Orkin Wins Breakthrough Prize in Life Sciences

Pioneering research on fetal hemoglobin regulation leads to new sickle cell disease treatment

Apr. 20, 2026 at 9:26am

Got story updates? Submit your updates here. ›

A highly structured abstract painting in muted earth tones, featuring sweeping geometric arcs, concentric cellular structures, and precise biological spirals, visualizing the complex mechanisms of hemoglobin regulation that were the focus of Orkin's pioneering work.A conceptual illustration of the groundbreaking research that led to a new gene-editing therapy for sickle cell disease, transforming the lives of patients.Los Angeles Today

Stuart H. Orkin, MD, Investigator at Dana-Farber/Boston Children's Cancer and Blood Disorders Center, has been awarded the prestigious Breakthrough Prize in Life Sciences for his groundbreaking discovery of how the body turns off fetal hemoglobin after birth. This finding paved the way for a new gene-editing therapy that reactivates fetal hemoglobin, dramatically improving outcomes for sickle cell disease patients.

Why it matters

Orkin's work on the molecular mechanisms controlling the switch from fetal to adult hemoglobin production represented a major breakthrough in hematology. His discovery of the BCL11A regulator provided a new therapeutic target, leading to the development of a transformative gene-editing treatment for sickle cell disease, a debilitating condition that disproportionately affects minority populations.

The details

In a landmark 2008 study, Orkin's team identified BCL11A as a key "off switch" for fetal hemoglobin production. This discovery offered a new approach: reducing BCL11A activity could restore fetal hemoglobin levels and compensate for the defective adult hemoglobin that drives sickle cell disease. Subsequent research in animal models validated this strategy, paving the way for gene-editing therapies that target BCL11A regulation in a patient's own blood stem cells.

  • Orkin's seminal paper on BCL11A was published in the journal Science in 2008.
  • Clinical studies of gene-edited therapies based on Orkin's work have shown striking results in recent years, dramatically reducing or eliminating painful sickle cell crises.

The players

Stuart H. Orkin, MD

Investigator at Dana-Farber/Boston Children's Cancer and Blood Disorders Center, David G. Nathan Distinguished Professor at Harvard Medical School, and Investigator at Howard Hughes Medical Institute. His pioneering research on fetal hemoglobin regulation led to a new treatment strategy for sickle cell disease.

SweeLay Thein

Investigator at the National Institutes of Health (NIH), who shared the Breakthrough Prize in Life Sciences with Orkin for their collaborative work on sickle cell disease.
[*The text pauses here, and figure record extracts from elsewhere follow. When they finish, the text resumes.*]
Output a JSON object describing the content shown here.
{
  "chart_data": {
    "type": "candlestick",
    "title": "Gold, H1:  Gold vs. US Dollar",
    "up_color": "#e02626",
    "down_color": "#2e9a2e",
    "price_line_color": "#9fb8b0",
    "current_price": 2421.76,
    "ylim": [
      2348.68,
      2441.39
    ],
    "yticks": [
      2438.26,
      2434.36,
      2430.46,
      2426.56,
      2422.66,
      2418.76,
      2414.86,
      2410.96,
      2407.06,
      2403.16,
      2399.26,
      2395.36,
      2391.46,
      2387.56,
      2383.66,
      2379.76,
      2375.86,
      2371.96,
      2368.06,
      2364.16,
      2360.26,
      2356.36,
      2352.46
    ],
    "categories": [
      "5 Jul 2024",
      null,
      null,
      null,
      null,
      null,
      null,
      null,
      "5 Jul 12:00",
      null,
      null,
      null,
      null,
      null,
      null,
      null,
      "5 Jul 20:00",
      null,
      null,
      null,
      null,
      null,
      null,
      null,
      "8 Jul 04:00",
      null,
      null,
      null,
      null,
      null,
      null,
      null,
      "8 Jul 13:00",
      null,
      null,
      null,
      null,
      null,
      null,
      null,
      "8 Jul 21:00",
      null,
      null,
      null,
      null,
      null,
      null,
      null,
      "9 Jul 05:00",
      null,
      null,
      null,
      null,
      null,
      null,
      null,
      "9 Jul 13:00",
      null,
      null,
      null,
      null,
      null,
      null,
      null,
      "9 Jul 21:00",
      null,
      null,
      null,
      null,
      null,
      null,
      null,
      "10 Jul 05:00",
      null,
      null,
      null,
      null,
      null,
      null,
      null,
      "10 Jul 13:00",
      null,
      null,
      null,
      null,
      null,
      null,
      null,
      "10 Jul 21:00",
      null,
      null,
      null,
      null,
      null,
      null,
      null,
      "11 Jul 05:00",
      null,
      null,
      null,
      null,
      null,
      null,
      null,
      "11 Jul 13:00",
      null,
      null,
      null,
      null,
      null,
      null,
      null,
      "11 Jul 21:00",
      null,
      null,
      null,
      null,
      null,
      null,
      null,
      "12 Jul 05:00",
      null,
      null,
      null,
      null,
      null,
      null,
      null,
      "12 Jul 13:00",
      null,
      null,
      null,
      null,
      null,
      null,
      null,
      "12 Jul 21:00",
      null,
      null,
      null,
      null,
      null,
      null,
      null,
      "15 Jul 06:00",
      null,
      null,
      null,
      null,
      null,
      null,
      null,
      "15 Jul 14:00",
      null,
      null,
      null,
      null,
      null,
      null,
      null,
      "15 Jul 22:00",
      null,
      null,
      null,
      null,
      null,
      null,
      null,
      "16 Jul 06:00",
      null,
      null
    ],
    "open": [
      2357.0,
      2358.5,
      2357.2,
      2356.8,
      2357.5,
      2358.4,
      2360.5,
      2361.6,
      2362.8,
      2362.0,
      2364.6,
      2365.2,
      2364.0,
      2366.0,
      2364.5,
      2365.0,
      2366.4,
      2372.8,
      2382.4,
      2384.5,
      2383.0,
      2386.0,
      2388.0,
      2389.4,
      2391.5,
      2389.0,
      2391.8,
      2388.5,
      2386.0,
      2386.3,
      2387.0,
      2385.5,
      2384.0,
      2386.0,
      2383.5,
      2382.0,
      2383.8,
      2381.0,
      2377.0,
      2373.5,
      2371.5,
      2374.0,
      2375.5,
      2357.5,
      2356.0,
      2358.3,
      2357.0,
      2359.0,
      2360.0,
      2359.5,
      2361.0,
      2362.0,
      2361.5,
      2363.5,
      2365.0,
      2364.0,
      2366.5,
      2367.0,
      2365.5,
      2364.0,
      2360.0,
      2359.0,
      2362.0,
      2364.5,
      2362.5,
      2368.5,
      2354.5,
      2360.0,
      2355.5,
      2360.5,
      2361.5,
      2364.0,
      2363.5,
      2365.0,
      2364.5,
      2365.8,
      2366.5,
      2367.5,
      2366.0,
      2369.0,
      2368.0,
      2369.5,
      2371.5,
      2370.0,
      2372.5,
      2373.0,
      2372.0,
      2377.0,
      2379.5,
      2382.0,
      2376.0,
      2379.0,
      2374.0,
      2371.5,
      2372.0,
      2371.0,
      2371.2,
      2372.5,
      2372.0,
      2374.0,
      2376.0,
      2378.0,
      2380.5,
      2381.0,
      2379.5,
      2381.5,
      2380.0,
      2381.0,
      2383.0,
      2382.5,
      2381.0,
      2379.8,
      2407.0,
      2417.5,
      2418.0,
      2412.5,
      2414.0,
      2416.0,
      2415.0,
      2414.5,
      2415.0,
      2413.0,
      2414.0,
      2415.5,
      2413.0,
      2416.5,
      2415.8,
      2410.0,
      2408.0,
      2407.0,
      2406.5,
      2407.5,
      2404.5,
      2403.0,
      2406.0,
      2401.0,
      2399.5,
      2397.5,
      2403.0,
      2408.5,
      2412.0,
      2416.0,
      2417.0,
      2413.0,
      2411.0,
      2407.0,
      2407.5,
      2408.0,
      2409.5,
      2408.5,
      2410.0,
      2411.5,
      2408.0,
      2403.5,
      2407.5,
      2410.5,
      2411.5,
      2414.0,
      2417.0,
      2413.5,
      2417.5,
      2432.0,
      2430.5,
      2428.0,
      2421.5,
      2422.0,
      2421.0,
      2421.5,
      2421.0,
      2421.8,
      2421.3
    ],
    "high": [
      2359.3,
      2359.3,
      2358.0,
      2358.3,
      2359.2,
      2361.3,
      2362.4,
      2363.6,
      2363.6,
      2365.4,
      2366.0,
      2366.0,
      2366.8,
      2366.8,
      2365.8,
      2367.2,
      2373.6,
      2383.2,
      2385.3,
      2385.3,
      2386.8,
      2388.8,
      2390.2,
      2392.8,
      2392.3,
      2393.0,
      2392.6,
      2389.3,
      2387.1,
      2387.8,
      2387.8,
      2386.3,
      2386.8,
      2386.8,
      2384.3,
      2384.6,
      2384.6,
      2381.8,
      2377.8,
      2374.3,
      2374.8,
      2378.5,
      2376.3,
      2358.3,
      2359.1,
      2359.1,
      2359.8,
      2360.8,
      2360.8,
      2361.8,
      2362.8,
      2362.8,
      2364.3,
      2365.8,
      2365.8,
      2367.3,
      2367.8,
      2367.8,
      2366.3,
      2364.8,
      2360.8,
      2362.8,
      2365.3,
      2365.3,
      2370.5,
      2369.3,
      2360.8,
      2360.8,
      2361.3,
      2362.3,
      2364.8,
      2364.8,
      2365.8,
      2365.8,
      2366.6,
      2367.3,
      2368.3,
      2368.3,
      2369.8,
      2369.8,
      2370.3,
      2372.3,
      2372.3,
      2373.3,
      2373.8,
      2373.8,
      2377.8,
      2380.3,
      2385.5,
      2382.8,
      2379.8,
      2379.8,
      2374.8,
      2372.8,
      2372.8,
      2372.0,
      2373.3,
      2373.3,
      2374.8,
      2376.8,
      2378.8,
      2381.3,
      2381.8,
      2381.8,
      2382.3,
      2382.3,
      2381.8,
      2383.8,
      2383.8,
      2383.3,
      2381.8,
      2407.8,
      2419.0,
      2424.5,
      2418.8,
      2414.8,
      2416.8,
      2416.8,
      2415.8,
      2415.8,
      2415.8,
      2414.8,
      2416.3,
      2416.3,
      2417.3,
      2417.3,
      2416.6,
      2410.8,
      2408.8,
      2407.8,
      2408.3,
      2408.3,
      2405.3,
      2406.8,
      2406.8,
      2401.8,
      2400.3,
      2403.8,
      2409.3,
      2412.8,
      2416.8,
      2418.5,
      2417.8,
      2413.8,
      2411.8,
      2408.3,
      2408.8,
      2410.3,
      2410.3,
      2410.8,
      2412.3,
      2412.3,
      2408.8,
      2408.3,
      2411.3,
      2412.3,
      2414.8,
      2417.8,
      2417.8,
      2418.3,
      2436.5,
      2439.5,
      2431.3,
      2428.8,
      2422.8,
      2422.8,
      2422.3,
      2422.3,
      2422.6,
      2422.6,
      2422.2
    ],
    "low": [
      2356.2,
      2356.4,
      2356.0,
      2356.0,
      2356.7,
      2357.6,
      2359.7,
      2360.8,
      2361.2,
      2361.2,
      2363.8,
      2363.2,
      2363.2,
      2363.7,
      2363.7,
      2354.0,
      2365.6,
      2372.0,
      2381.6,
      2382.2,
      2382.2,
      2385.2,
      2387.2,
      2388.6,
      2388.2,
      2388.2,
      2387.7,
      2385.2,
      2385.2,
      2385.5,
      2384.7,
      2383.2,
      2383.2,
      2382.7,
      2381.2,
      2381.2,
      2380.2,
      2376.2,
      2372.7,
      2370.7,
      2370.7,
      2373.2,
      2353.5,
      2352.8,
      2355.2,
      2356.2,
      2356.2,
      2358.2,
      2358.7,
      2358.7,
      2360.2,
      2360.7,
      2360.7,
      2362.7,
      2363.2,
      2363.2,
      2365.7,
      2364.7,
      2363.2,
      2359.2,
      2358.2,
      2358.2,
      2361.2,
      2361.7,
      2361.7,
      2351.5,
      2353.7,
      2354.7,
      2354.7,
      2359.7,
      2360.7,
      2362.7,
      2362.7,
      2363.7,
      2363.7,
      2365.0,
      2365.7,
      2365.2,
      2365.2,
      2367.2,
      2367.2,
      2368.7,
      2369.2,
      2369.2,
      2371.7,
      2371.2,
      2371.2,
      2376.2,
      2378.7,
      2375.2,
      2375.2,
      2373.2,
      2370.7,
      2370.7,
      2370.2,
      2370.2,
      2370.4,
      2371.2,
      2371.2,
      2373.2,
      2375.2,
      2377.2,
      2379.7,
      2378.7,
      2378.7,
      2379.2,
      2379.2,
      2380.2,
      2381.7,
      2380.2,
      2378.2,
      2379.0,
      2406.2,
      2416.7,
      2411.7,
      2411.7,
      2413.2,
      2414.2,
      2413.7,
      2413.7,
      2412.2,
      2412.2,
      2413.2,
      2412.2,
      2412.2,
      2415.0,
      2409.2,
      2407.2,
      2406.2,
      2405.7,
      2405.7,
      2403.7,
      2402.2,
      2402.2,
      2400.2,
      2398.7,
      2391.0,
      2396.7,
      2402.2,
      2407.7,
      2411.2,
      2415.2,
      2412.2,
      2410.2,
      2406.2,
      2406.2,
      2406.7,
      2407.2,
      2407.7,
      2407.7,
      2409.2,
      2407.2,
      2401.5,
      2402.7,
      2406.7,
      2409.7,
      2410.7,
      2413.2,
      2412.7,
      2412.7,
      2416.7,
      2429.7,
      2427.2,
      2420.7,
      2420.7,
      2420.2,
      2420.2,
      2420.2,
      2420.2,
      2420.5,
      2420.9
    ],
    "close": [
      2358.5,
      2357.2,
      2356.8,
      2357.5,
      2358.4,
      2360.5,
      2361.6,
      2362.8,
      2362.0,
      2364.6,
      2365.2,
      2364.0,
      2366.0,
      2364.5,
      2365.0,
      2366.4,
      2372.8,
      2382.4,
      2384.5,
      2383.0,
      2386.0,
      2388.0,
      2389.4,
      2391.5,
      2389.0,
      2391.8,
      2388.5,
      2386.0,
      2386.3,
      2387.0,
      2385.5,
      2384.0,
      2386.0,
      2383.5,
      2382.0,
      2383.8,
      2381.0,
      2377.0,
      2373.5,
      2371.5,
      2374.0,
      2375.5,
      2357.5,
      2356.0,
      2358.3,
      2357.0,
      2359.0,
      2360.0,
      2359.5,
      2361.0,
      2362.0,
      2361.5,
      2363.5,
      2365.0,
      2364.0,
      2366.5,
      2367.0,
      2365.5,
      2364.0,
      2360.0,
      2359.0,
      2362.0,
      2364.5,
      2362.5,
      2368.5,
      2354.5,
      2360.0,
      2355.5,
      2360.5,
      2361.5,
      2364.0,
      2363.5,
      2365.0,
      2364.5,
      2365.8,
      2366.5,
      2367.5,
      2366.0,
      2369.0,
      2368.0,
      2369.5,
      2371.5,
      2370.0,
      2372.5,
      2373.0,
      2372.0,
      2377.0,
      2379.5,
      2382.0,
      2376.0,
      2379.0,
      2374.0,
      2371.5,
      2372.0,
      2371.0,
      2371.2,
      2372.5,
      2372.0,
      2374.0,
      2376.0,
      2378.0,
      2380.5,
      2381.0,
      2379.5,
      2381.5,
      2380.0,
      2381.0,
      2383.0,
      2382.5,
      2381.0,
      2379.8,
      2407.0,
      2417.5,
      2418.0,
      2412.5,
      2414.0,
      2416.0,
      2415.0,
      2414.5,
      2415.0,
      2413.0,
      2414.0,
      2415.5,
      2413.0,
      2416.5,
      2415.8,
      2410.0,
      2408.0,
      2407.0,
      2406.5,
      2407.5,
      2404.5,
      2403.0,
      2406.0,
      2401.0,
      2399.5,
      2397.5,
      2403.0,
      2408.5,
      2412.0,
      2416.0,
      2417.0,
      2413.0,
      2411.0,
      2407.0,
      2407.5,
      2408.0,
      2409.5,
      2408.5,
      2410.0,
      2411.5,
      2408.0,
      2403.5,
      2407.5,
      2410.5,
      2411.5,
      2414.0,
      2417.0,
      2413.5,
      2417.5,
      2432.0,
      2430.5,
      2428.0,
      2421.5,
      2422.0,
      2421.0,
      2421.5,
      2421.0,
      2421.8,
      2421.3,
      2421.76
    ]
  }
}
Got photos? Submit your photos here. ›

What they’re saying

“For us, the long arc of discovery has really come full circle. I started at a time when we could not clone genes, and now we can treat patients through gene modification and see them well.”

— Stuart H. Orkin, Investigator, Dana-Farber/Boston Children's Cancer and Blood Disorders Center

“For the sickle cell patients, they no longer have crises, pain crises. After therapy, they're now having a totally new future. And so, it really is transformative.”

— Stuart H. Orkin, Investigator, Dana-Farber/Boston Children's Cancer and Blood Disorders Center

What’s next

Orkin and his team will continue to refine and expand the gene-editing therapies based on their discoveries, with the goal of making this treatment widely available to sickle cell disease patients around the world.

The takeaway

Orkin's pioneering work on fetal hemoglobin regulation represents a remarkable scientific breakthrough with profound implications for improving the lives of sickle cell disease patients. His discovery has paved the way for a transformative gene-editing therapy, demonstrating the power of fundamental research to drive life-changing medical innovations.